The carmaker, majority-owned by Canadian billionaire Lawrence Stroll, mentioned earnings for 2025 can be worse than Metropolis forecasts, marking its fifth revenue warning since September 2024.
Analysts had anticipated the corporate to report a lack of round £184m when it publishes full-year outcomes subsequent week.
Aston Martin delivered 5,448 autos final 12 months, practically 10 per cent fewer than in 2024, as gross sales within the US have been hit by a 25 per cent tariff on imported vehicles imposed by former US president Donald Trump. The group additionally missed targets for high-margin particular version fashions.
Shares fell as a lot as 4 per cent in early buying and selling earlier than trimming losses.
Money reserves stand at round £250m, broadly secure over the previous six months however down from £360m at the beginning of 2025. The corporate’s debt pile has risen by about 70 per cent since early 2024.
To bolster liquidity, Aston Martin has agreed to promote the everlasting proper to make use of its title in Method One to its F1 staff for £50m. The staff is operated by AMR GP Holdings, a separate entity additionally managed by Stroll, that means the deal successfully represents extra funding from its proprietor.

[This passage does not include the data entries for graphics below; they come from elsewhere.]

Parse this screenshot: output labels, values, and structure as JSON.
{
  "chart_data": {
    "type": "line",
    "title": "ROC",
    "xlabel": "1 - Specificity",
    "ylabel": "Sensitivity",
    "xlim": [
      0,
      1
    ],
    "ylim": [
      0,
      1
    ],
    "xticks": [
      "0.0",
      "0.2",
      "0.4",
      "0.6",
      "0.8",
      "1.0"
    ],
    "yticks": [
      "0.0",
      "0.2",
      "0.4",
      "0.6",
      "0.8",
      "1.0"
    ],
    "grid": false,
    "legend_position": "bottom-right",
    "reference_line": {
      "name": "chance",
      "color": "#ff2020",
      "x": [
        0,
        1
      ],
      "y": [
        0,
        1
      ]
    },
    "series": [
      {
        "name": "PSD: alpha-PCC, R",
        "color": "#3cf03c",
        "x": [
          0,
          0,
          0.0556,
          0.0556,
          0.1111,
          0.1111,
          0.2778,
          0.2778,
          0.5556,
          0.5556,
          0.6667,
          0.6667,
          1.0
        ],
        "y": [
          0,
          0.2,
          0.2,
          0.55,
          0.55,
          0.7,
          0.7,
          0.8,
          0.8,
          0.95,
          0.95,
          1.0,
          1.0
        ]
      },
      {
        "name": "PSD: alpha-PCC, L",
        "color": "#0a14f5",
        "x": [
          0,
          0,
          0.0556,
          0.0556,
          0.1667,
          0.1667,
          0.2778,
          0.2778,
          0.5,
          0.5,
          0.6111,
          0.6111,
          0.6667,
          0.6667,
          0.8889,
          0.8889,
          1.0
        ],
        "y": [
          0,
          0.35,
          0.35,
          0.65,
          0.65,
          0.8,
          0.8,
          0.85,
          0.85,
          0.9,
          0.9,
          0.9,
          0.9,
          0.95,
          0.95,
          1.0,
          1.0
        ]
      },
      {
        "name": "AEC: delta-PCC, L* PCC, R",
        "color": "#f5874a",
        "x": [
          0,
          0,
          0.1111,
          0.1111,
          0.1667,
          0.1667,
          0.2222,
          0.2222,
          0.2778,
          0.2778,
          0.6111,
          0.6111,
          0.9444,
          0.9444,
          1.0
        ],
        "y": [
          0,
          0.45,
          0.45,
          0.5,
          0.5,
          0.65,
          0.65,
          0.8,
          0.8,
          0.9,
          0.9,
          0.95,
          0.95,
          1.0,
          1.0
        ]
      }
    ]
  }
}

As a result of Stroll sits on each side of the transaction and holds a 32 per cent stake in Aston Martin, the deal requires shareholder approval. Buyers representing greater than half the corporate, together with Stroll’s automobile, Geely and Mercedes-Benz, have already indicated they’ll vote in favour.
An analogous naming rights association was struck in 2024, granting the F1 staff rights till 2055.
Since taking management in 2020, Stroll has sought to reposition the model by way of new mannequin launches and repeated capital raisings. Nonetheless, the turnaround has been marked by persistent losses, manufacturing setbacks and stock challenges.
The US tariff regime added vital value stress in considered one of Aston Martin’s most essential markets. A subsequent UK-US commerce settlement lowered tariffs to 10 per cent on as much as 100,000 British-made vehicles from mid-2025, providing partial aid.
In October, the corporate reduce £300m from its funding plans and scaled again growth spending on new fashions, citing tariffs and subdued demand in China.
Regardless of the headwinds, Aston Martin pointed to approaching deliveries of its £850,000 Valhalla hypercar as a constructive signal. Round 500 models are due for supply in 2026, with greater than half of the restricted 999-production run already offered.
Nonetheless, with its share worth down roughly 50 per cent over the previous 12 months, Aston Martin’s efforts to revive profitability stay below intense scrutiny because it navigates a risky international automotive market.